Introduction
The branch of geology concerned with the description, correlation, and interpretation of stratified sediments and stratified rocks on and in the Earth. The greatest part of the uppermost zone of the earth’s bedrock is sedimentary rock, stratigraphy is an important branch of Earth science.
Of the rocks exposed on earth’s surface almost 70% consist of sedimentary rocks.
Stratigraphy
(Strata= a set of sedimentary beds, graphy= description) reveals various details of the history of the earth during the different periods of geological past, from the beginning till the present. Through stratigraphy, we can know the past details of climate, geography, glaciations, orogeny, eperogeny, evolution, and migration of plants and animals.
Thus, as this branch of geology reveals the history of our planet, it is called as “Historical Geology”
Correlation:
Matching up exposures of rock that are the same age but are in different places is called correlation. By correlating rocks worldwide, geologists developed the geologic time scale and obtained a fuller perspective on Earth’s history.

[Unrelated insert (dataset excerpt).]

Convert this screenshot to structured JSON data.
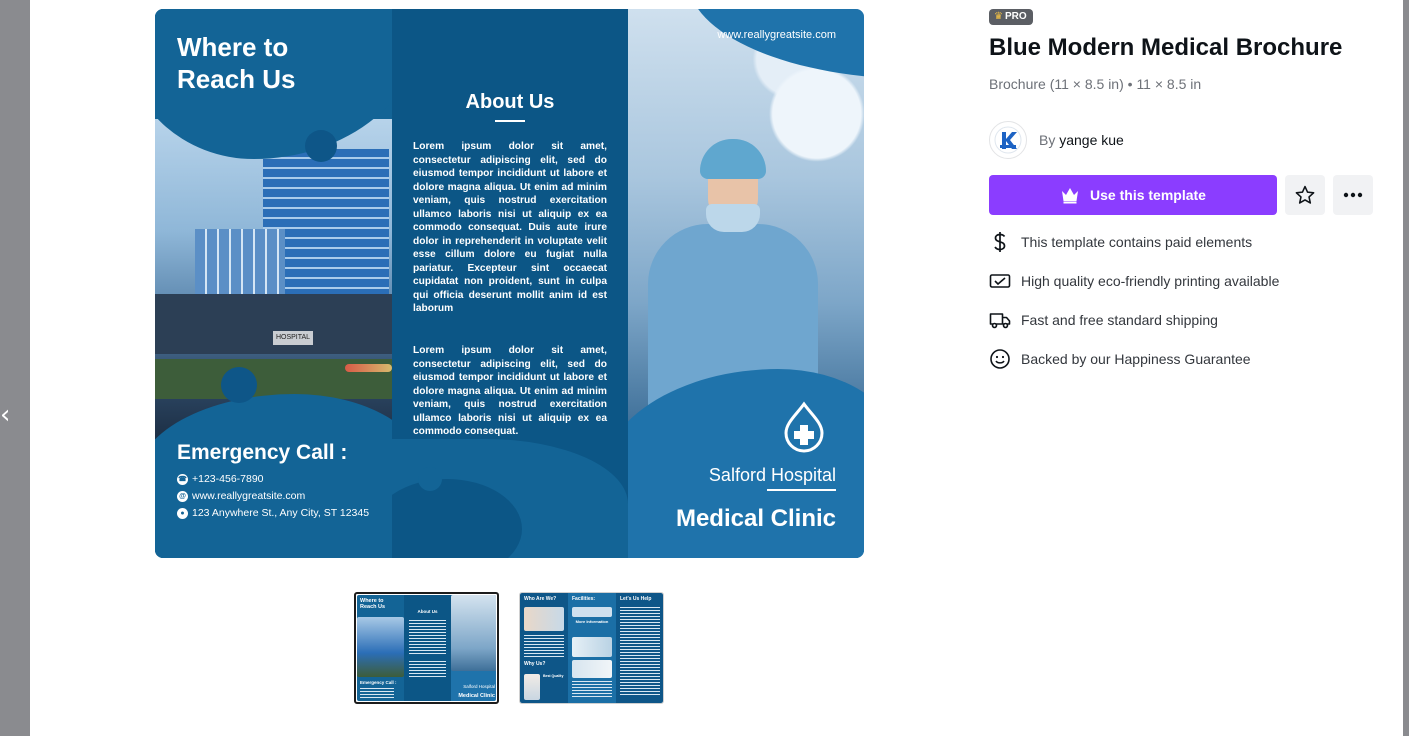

Correlation methods may involve the use of:
fossils (*biostratigraphy) Rock units (*lithostratigraphy): physical properties of strata and their organization into units based on lithologic character.
geologic time units or intervals (*chronostratigraphy): Deals with the ages of strata and their time relations. Modern Offshoots of Stratigraphy
- Sequence stratigraphy.
- seismic stratigraphy,
- Magnetostratigraphy
- chemostratigraphy
Note: No single locale exhibits the entire sequence, but correlation reveals a more complete picture of the sedimentary rock record.
Index fossils are particularly useful in correlation because they are widespread and associated with a relatively narrow period. Index fossils represent widespread and abundant species but have a short life span.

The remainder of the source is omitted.